✍ INKFORGE

Long-Form Human Handwriting Synthesis Engine

Generate full pages of realistic handwriting — paragraphs, essays, letters — with natural fatigue, drift, and writer personality. Not a font. Not a single-line demo. A complete document-level handwriting engine.

Important

Project Status Update — Core Infrastructure Complete, ML Model Pending

The vast majority of the backend, frontend, streaming architecture, and testing suite is fully implemented and operational. However, the core PyTorch LSTM+MDN Handwriting Synthesis Model has not been trained yet.
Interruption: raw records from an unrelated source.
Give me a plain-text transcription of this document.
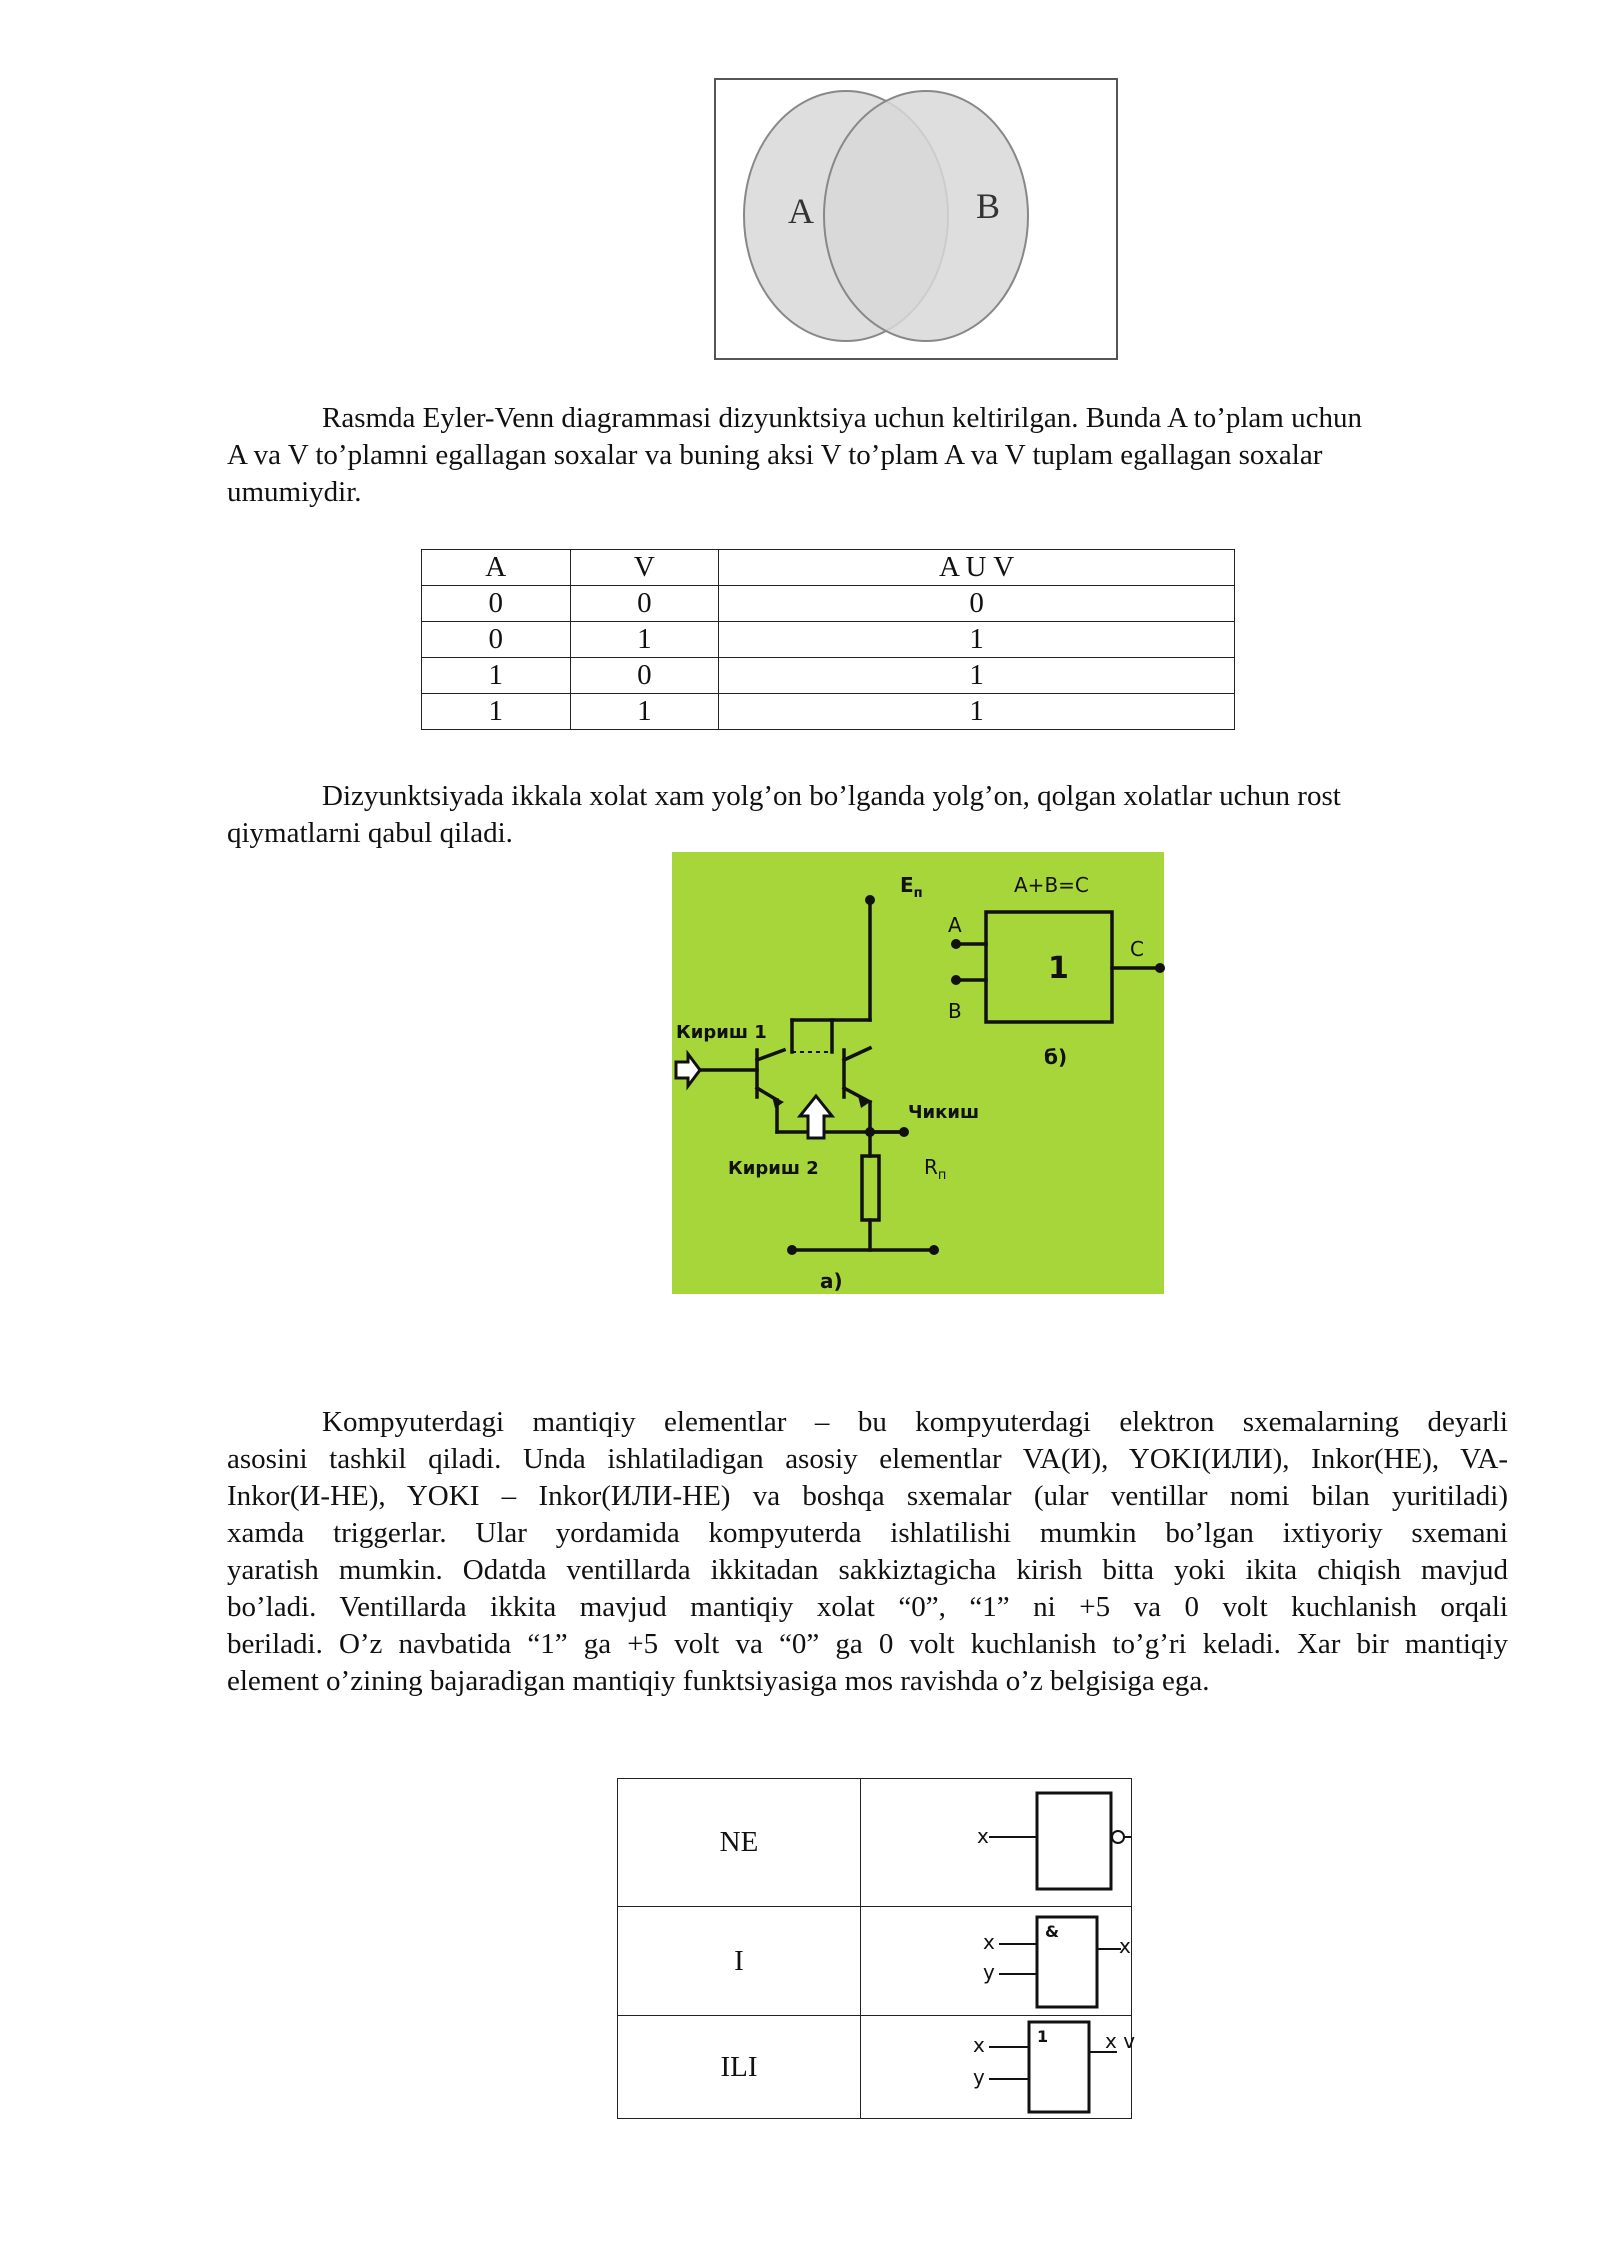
A	B
Rasmda Eyler-Venn diagrammasi dizyunktsiya uchun keltirilgan. Bunda A to’plam uchun
A va V to’plamni egallagan soxalar va buning aksi V to’plam A va V tuplam egallagan soxalar
umumiydir.
A	V	A U V
0	0	0
0	1	1
1	0	1
1	1	1
Dizyunktsiyada ikkala xolat xam yolg’on bo’lganda yolg’on, qolgan xolatlar uchun rost
qiymatlarni qabul qiladi.
$E_п$	A+B=C
A
B
C
1
Кириш 1
Кириш 2
Чикиш
$R_п$
б)
а)
Kompyuterdagi mantiqiy elementlar – bu kompyuterdagi elektron sxemalarning deyarli
asosini tashkil qiladi. Unda ishlatiladigan asosiy elementlar VA(И), YOKI(ИЛИ), Inkor(НЕ), VA-
Inkor(И-НЕ), YOKI – Inkor(ИЛИ-НЕ) va boshqa sxemalar (ular ventillar nomi bilan yuritiladi)
xamda triggerlar. Ular yordamida kompyuterda ishlatilishi mumkin bo’lgan ixtiyoriy sxemani
yaratish mumkin. Odatda ventillarda ikkitadan sakkiztagicha kirish bitta yoki ikita chiqish mavjud
bo’ladi. Ventillarda ikkita mavjud mantiqiy xolat “0”, “1” ni +5 va 0 volt kuchlanish orqali
beriladi. O’z navbatida “1” ga +5 volt va “0” ga 0 volt kuchlanish to’g’ri keladi. Xar bir mantiqiy
element o’zining bajaradigan mantiqiy funktsiyasiga mos ravishda o’z belgisiga ega.
NE	x

I	x
y
&
x

ILI	x
y
1 x v
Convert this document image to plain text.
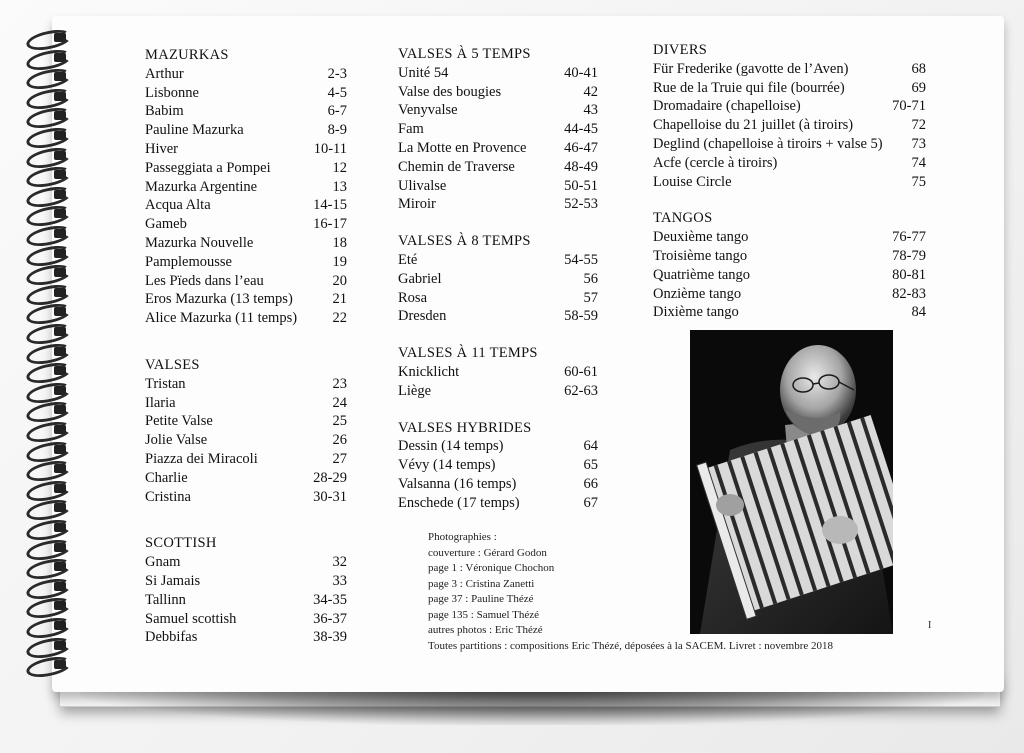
MAZURKAS
Arthur	2-3
Lisbonne	4-5
Babim	6-7
Pauline Mazurka	8-9
Hiver	10-11
Passeggiata a Pompei	12
Mazurka Argentine	13
Acqua Alta	14-15
Gameb	16-17
Mazurka Nouvelle	18
Pamplemousse	19
Les Pïeds dans l’eau	20
Eros Mazurka (13 temps)	21
Alice Mazurka (11 temps) 22
VALSES
Tristan	23
Ilaria	24
Petite Valse	25
Jolie Valse	26
Piazza dei Miracoli	27
Charlie	28-29
Cristina	30-31
SCOTTISH
Gnam	32
Si Jamais	33
Tallinn	34-35
Samuel scottish	36-37
Debbifas	38-39
VALSES À 5 TEMPS
Unité 54	40-41
Valse des bougies	42
Venyvalse	43
Fam	44-45
La Motte en Provence	46-47
Chemin de Traverse	48-49
Ulivalse	50-51
Miroir	52-53
VALSES À 8 TEMPS
Eté	54-55
Gabriel	56
Rosa	57
Dresden	58-59
VALSES À 11 TEMPS
Knicklicht	60-61
Liège	62-63
VALSES HYBRIDES
Dessin (14 temps)	64
Vévy (14 temps)	65
Valsanna (16 temps)	66
Enschede (17 temps)	67
DIVERS
Für Frederike (gavotte de l’Aven)	68
Rue de la Truie qui file (bourrée)	69
Dromadaire (chapelloise)	70-71
Chapelloise du 21 juillet (à tiroirs)	72
Deglind (chapelloise à tiroirs + valse 5) 73
Acfe (cercle à tiroirs)	74
Louise Circle	75
TANGOS
Deuxième tango	76-77
Troisième tango	78-79
Quatrième tango	80-81
Onzième tango	82-83
Dixième tango	84
Photographies :
couverture : Gérard Godon
page 1 : Véronique Chochon
page 3 : Cristina Zanetti
page 37 : Pauline Thézé
page 135 : Samuel Thézé
autres photos : Eric Thézé
Toutes partitions : compositions Eric Thézé, déposées à la SACEM. Livret : novembre 2018
I
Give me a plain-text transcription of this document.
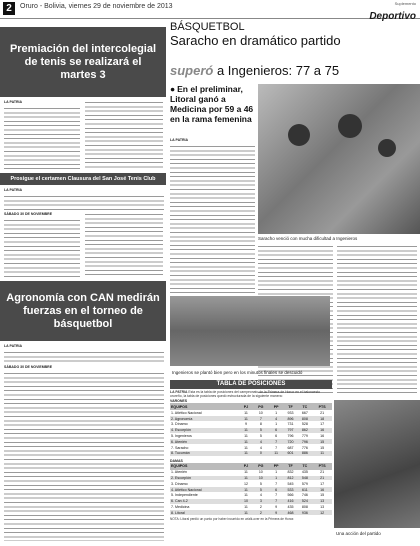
2	Oruro - Bolivia, viernes 29 de noviembre de 2013	Suplemento
Deportivo
Premiación del intercolegial de tenis se realizará el martes 3
LA PATRIA
Prosigue el certamen Clausura del San José Tenis Club
LA PATRIA
SÁBADO 30 DE NOVIEMBRE
Agronomía con CAN medirán fuerzas en el torneo de básquetbol
LA PATRIA
SÁBADO 30 DE NOVIEMBRE
BÁSQUETBOL
Saracho en dramático partido
superó a Ingenieros: 77 a 75
● En el preliminar, Litoral ganó a Medicina por 59 a 46 en la rama femenina
LA PATRIA
Saracho venció con mucha dificultad a Ingenieros
Ingenieros se plantó bien pero en los minutos finales se descuidó
TABLA DE POSICIONES
LA PATRIA Esta es la tabla de posiciones del campeonato de la Primera de Honor en el baloncesto orureño, la tabla de posiciones quedó estructurada de la siguiente manera:
VARONES
EQUIPOS	PJ	PG	PP	TF	TC	PTS
1. Atlético Nacional	11	10	1	933	667	21
2. Agronomía	11	7	4	896	808	18
3. Dínamo	9	8	1	731	528	17
4. Escorpión	11	5	6	797	862	16
5. Ingenieros	11	5	6	796	779	16
6. Atenién	11	4	7	720	796	15
7. Saracho	11	4	7	687	776	15
8. Tucumán	11	0	11	601	886	11
DAMAS
EQUIPOS	PJ	PG	PP	TF	TC	PTS
1. Atenién	11	10	1	832	435	21
2. Escorpión	11	10	1	812	548	21
3. Dínamo	12	5	7	545	579	17
4. Atlético Nacional	11	5	6	533	611	16
5. Independiente	11	4	7	566	746	15
6. Can 4-2	10	3	7	416	524	13
7. Medicina	11	2	9	435	808	13
8. Litoral	11	2	9	468	936	12
NOTA: Litoral perdió un punto por haber incurrido en w/alk-over en la Primera de Honor.
Una acción del partido
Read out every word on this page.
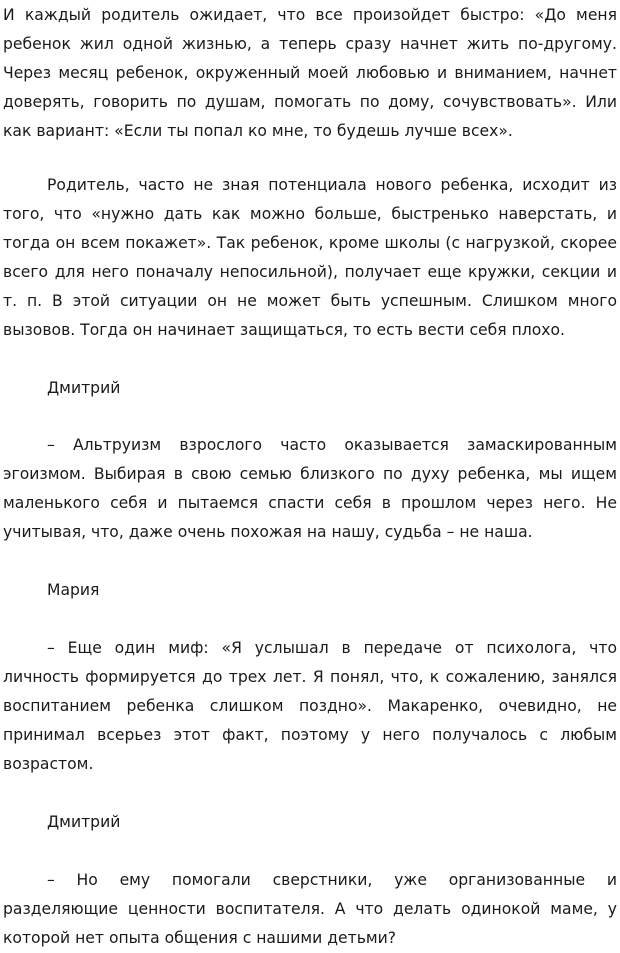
И каждый родитель ожидает, что все произойдет быстро: «До меня ребенок жил одной жизнью, а теперь сразу начнет жить по-другому. Через месяц ребенок, окруженный моей любовью и вниманием, начнет доверять, говорить по душам, помогать по дому, сочувствовать». Или как вариант: «Если ты попал ко мне, то будешь лучше всех».

Родитель, часто не зная потенциала нового ребенка, исходит из того, что «нужно дать как можно больше, быстренько наверстать, и тогда он всем покажет». Так ребенок, кроме школы (с нагрузкой, скорее всего для него поначалу непосильной), получает еще кружки, секции и т. п. В этой ситуации он не может быть успешным. Слишком много вызовов. Тогда он начинает защищаться, то есть вести себя плохо.

Дмитрий

– Альтруизм взрослого часто оказывается замаскированным эгоизмом. Выбирая в свою семью близкого по духу ребенка, мы ищем маленького себя и пытаемся спасти себя в прошлом через него. Не учитывая, что, даже очень похожая на нашу, судьба – не наша.

Мария

– Еще один миф: «Я услышал в передаче от психолога, что личность формируется до трех лет. Я понял, что, к сожалению, занялся воспитанием ребенка слишком поздно». Макаренко, очевидно, не принимал всерьез этот факт, поэтому у него получалось с любым возрастом.

Дмитрий

– Но ему помогали сверстники, уже организованные и разделяющие ценности воспитателя. А что делать одинокой маме, у которой нет опыта общения с нашими детьми?
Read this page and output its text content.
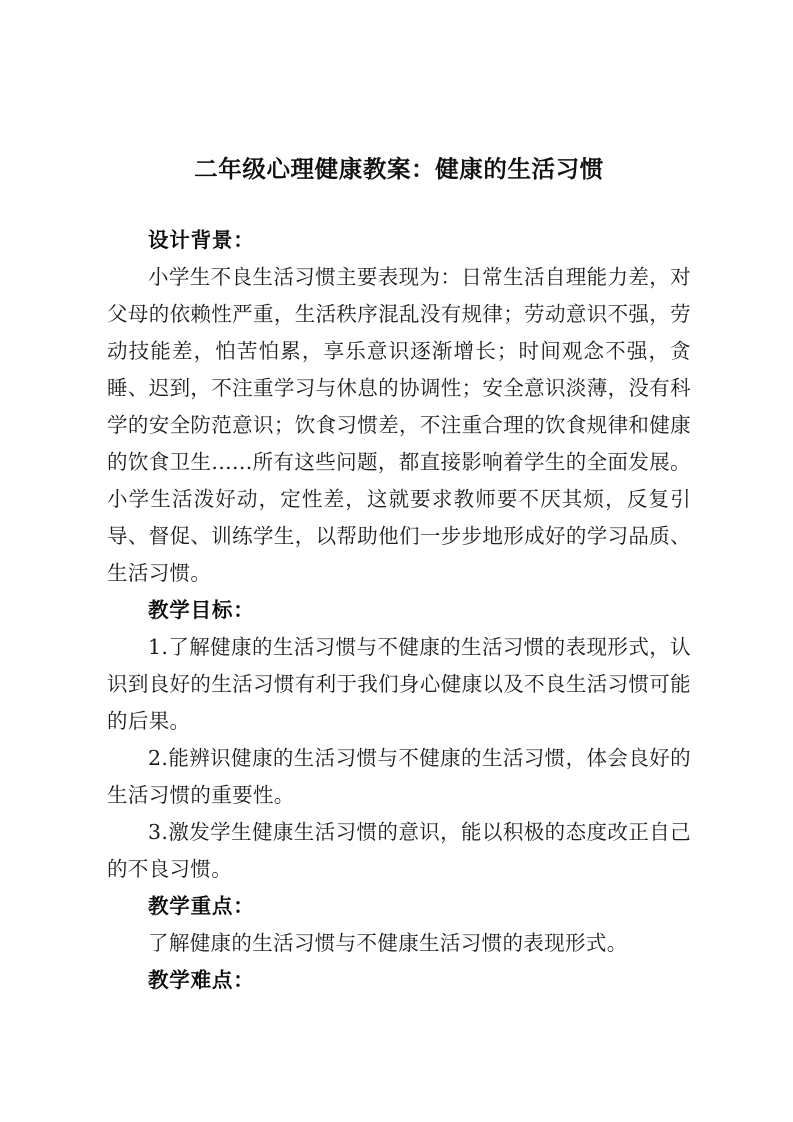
二年级心理健康教案：健康的生活习惯

设计背景：

小学生不良生活习惯主要表现为：日常生活自理能力差，对父母的依赖性严重，生活秩序混乱没有规律；劳动意识不强，劳动技能差，怕苦怕累，享乐意识逐渐增长；时间观念不强，贪睡、迟到，不注重学习与休息的协调性；安全意识淡薄，没有科学的安全防范意识；饮食习惯差，不注重合理的饮食规律和健康的饮食卫生......所有这些问题，都直接影响着学生的全面发展。小学生活泼好动，定性差，这就要求教师要不厌其烦，反复引导、督促、训练学生，以帮助他们一步步地形成好的学习品质、生活习惯。

教学目标：

1.了解健康的生活习惯与不健康的生活习惯的表现形式，认识到良好的生活习惯有利于我们身心健康以及不良生活习惯可能的后果。

2.能辨识健康的生活习惯与不健康的生活习惯，体会良好的生活习惯的重要性。

3.激发学生健康生活习惯的意识，能以积极的态度改正自己的不良习惯。

教学重点：

了解健康的生活习惯与不健康生活习惯的表现形式。

教学难点：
The system currently defaults to ENGINE_BACKEND=mock in the .env file to simulate handwriting generation for testing.
Next step for full operation: Run scripts/download_iam.py and train.py to generate the .pt checkpoint file, then switch the .env backend to lstm.

Executive Summary

Every existing text-to-handwriting tool falls into one of two traps:

Font renderers — Static handwriting fonts that produce identical glyphs every time. The human eye detects this instantly.
Single-line demo generators (e.g., Calligrapher AI) — RNN-based tools that generate one short line at a time with basic style controls. They can produce a convincing sentence, but ask them for a full page? They have no concept of paragraphs, margins, page layout, or the way human handwriting evolves over long passages.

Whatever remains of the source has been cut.